Magnetic excitation spectra as a function of magnetic field measured at $T=3.5$ K with $E_{\mathrm{f}}=5$ meV on CTAX. The energy resolution is 0.25 meV at the elastic position. The spectra of (a)–(e) and (f)–(j) were measured at (0, 0, 2) and (0, 3, 1), respectively. The arrows indicate the excitation peak positions.
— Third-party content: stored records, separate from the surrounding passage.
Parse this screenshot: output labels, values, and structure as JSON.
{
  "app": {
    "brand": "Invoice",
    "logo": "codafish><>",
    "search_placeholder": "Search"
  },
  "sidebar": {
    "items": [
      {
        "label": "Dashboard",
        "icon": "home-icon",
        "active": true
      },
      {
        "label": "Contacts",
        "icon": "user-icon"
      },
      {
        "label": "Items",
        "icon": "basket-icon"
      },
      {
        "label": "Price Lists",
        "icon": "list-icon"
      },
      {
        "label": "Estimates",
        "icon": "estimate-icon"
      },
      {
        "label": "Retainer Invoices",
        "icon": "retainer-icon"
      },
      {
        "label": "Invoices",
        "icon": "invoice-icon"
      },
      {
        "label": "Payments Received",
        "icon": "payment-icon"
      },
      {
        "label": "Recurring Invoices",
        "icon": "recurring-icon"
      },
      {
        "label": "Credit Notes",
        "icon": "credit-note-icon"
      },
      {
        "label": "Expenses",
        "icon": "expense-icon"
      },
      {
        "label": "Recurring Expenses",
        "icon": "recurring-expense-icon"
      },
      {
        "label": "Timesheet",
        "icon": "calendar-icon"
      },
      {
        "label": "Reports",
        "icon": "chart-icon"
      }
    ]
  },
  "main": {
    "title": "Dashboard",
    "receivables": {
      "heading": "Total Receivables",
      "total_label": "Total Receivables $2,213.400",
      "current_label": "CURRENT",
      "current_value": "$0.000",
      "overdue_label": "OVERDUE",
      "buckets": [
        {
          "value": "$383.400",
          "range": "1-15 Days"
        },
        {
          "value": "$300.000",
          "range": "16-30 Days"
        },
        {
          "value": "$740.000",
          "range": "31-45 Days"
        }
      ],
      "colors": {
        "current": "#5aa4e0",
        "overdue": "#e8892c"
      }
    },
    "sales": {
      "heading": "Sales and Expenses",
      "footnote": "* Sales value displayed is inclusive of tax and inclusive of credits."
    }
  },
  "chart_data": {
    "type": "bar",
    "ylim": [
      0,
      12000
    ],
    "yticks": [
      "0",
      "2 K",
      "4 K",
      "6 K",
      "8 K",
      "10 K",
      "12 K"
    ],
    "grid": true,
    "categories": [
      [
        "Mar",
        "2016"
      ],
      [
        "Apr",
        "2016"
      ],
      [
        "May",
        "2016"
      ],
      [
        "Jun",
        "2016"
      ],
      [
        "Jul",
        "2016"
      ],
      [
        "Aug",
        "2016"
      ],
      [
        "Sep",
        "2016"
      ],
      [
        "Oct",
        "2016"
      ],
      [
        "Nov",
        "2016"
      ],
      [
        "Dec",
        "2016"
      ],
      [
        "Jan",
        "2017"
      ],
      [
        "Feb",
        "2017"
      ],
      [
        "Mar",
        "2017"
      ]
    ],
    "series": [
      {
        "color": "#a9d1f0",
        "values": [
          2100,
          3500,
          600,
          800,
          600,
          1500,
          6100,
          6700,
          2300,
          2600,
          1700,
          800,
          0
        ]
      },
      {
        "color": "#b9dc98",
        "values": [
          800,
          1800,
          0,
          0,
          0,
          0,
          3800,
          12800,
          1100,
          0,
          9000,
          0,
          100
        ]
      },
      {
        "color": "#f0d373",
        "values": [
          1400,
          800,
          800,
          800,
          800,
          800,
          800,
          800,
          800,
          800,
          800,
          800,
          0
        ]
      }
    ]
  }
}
The solid lines are guides to the eye. Note that the logarithmic scale is used for vertical axis in (i) and (j).

Figure 6

Magnetic excitation gap energies at the magnetic zone center measured at 3.5 K as a function of magnetic field, obtained from the magnetic excitation spectra shown in Fig. 5. Only the split peaks of the lowest energy mode is plotted. The filled and open symbols represent the data points observed at (0, 3, 1) and (0, 0, 2), respectively.

Figure 7

$\tilde{S}(Q,E)$ calculated by the DMRG method using the spin Hamiltonian [Eq. (2)]. (a)–(c) and (d)–(f) are for 0 and 10 T, respectively. (g)–(i) are for 10 T with no staggered field ($h_Y=h_Z=0)$.